Le ragioni di un cambiamento
Nella sua spiegazione, ha articolato le motivazioni di questo suo personale percorso di maturazione, indicando negli eventi fondamentali della vita gli elementi che ne hanno ridefinito la prospettiva. L'arrivo dei figli, l'approfondimento del rapporto con la moglie e la centralità assunta dalla famiglia sono stati descritti come il nuovo fulmineo attorno al quale ruota ora la sua esistenza. A questi fattori privati ha aggiunto anche l'influenza positiva dell'attività lavorativa, che gli avrebbe fornito, stando alle sue parole, una maggiore consapevolezza e un differente modo di guardare alla vita, allontanandolo progressivamente dalle posizioni espresse in passato.

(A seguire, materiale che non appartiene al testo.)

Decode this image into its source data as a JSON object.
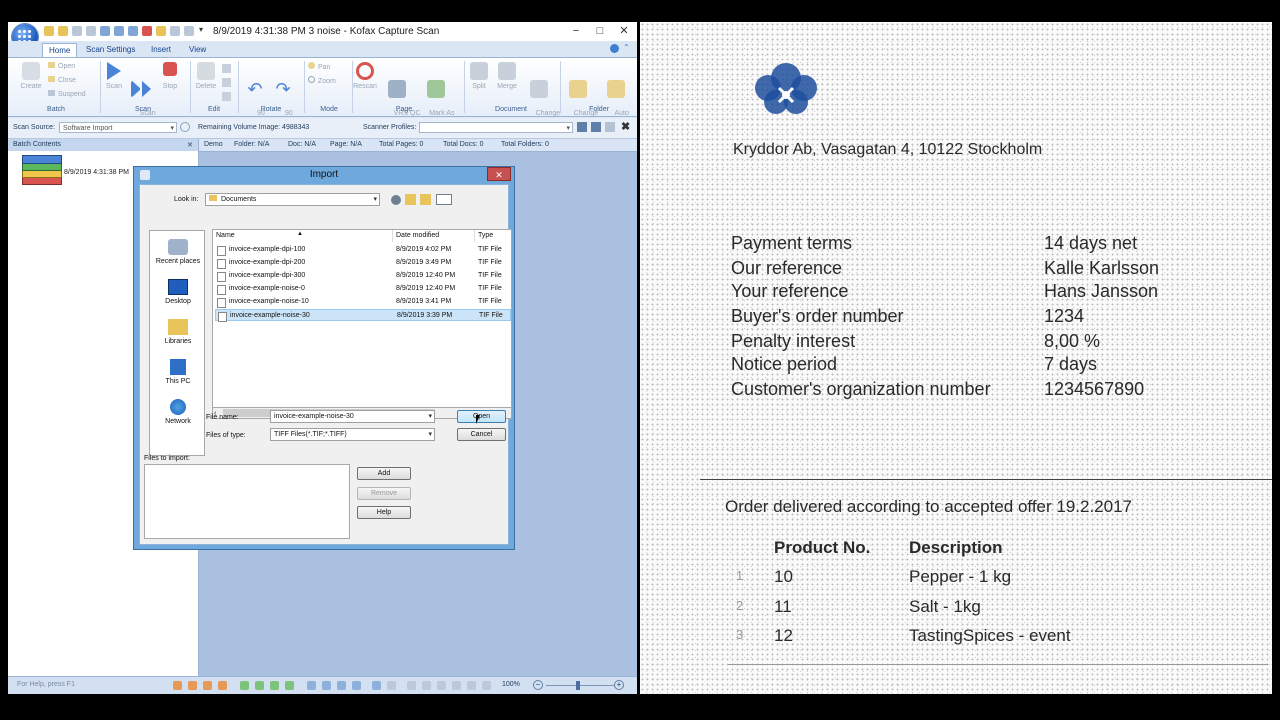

Il contest per il nome dell'aquila
Nel frattempo, procede l'iniziativa lanciata dalla società per coinvolgere i tifosi nell'assegnazione di un nome al rapace, un gesto che mira a rinsaldare il legame con la base sociale. Ai sostenitori è stato dato tempo fino alle ore 17 del sabato per esprimere la propria preferenza, selezionando una tra le sei opzioni proposte: Flaminia, Olympia – in omaggio alla predecessora –, Minerva, Vittoria, Gloria e Cornelia. Una scelta, questa, che cerca di distogliere l'attenzione dalle tensioni recenti per concentrarsi su un rituale che appartiene alla tradizione del club.